Il romanticismo non significa trattare gli spasimi post-adolescenziali di un pusillanime che cerca nel riscontro datogli dalla dolce metà il coraggio negato secondo lui dalla natura imbelle. Il succo del romanticismo risiede nell’egemonia dello spirito sulla materia. Un’egemonia che ha animato ogni film girato da Audiard. Il quale adesso, anziché, andare oltre le tendenze di punta, ed esprimere un punto di vista personale sulla materia trattata, mena il can per l’aia. Evidentemente Audiard è così romantico che quando vagheggia e idealizza la materia trattata coglie nel segno. In caso contrario fa un buco nell’acqua. Ed è quello che è successo nella prima parte di Parigi, 13Arr.: il lavoro d’ufficio che svilisce le donne laureate, la convivenza nello stesso appartamento che innesca la libidine, conferma che in amore vince chi fugge, anche restando dove si trova, il concetto di figo, di sfigata, la solitudine che attanaglia gli individui in metropolitana pagano dazio al déjà-vu. Inutile tirare in ballo il pretesto della trasmissione di pensiero. Una scusa, tirata in ballo a ogni piè sospinto dai registi eletti ad autori a corto però d’estro e sincerità, che tra l’altro c’entra poco o niente con il cinema di pensiero. Audiard in fase di sceneggiatura scimmiotta sempre il cinema di pensiero. Il che vuol dire che certi pensieri attinti ad autori con la “a” maiuscola non sono suoi. In itinere, ovvero una volta dietro la macchina da presa, Audiard riesce ad abbinare i nobili pensieri altrui insieme ai propri. Grezzi ma efficaci lo stesso.

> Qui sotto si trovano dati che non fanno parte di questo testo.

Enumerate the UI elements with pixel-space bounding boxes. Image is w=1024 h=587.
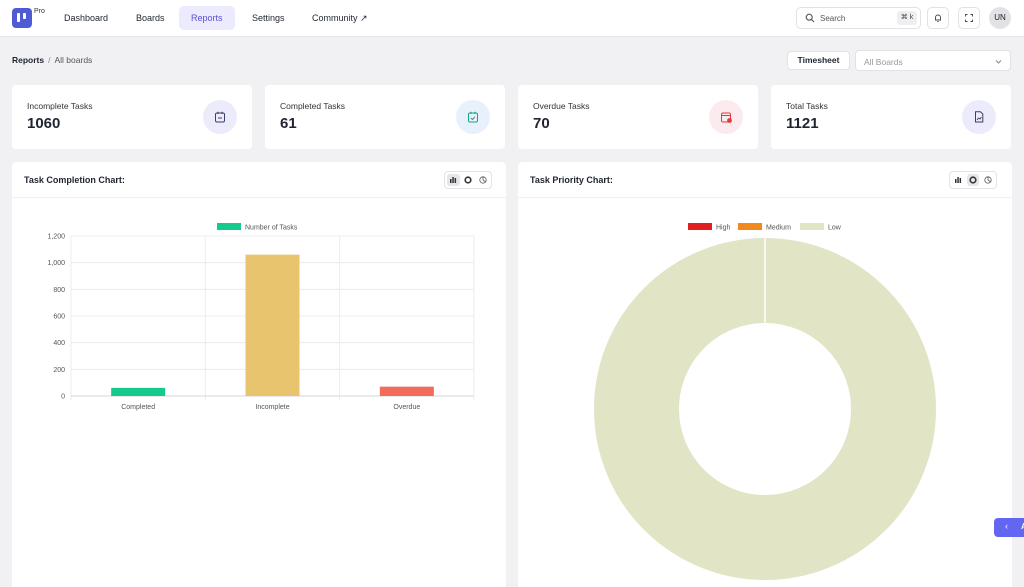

Questa volta anche dietro la macchina da presa l’impasse di attingere al carattere d’ingegno creativo altrui dilaga: gli echi di Ultimo tango a Parigi ed Ecco l’impero dei sensi tralignano la gelatina chic in polpa kitch. Ed è l’anima grezza di Audiard che cerca invano la raffinatezza a trovare un appiglio nella fotografia in bianco e nero. Bella che non balla a dispetto di alcuni tagli di luce in grado comunque di riempire l’occhio. A scaldare il cuore provvede la seconda parte. La struttura narrativa dell’opera a mosaico non sembra votata al successo. Né di critica né di cassetta. I valori figurativi dell’ambiziosa fotografia fanno tendenza senza conferire al prosieguo del racconto la marcia in più sul versante formale delle opere di particolare pregio culturale. L’adattamento della della graphic novel Killing and Dying di Adrian Tomine contempla quattro esistenze di autore. È Audiard l’autore giusto per il colpo d’ala per sopperire al tallone d’Achille del già visto? Quando l’illusione dell’avventura affronta cose trite e ritrite dentro quattro mura lo status d’autorialità di Audiard è una chimera. Quando nella seconda parte una brava ragazza viene scambiata per una ragazza che fa film hard su YouTube l’aura contemplativa tediosa da morire cede il passo alla molla dell’azione. Non vuol dire che un film copione divenga un film intrepido. Bensì che al posto del carattere d’ingegno creativo prende piede il carattere d’autenticità: Audiard è un regista sensibile scambiato per un autore duro ma puro che non deve chiedere mai più adatto allo spot di un dopobarba che a una recensione. La schiettezza della seconda parte non salva Parigi, 13Ar.: il quartiere del titolo, a differenza del ben più riuscito Frances Ha nel Nuovo Mondo, resta sullo sfondo. La graphic novel in questo caso ha un’altra marcia. Quella conforme alla forza significante della geografia emozionale.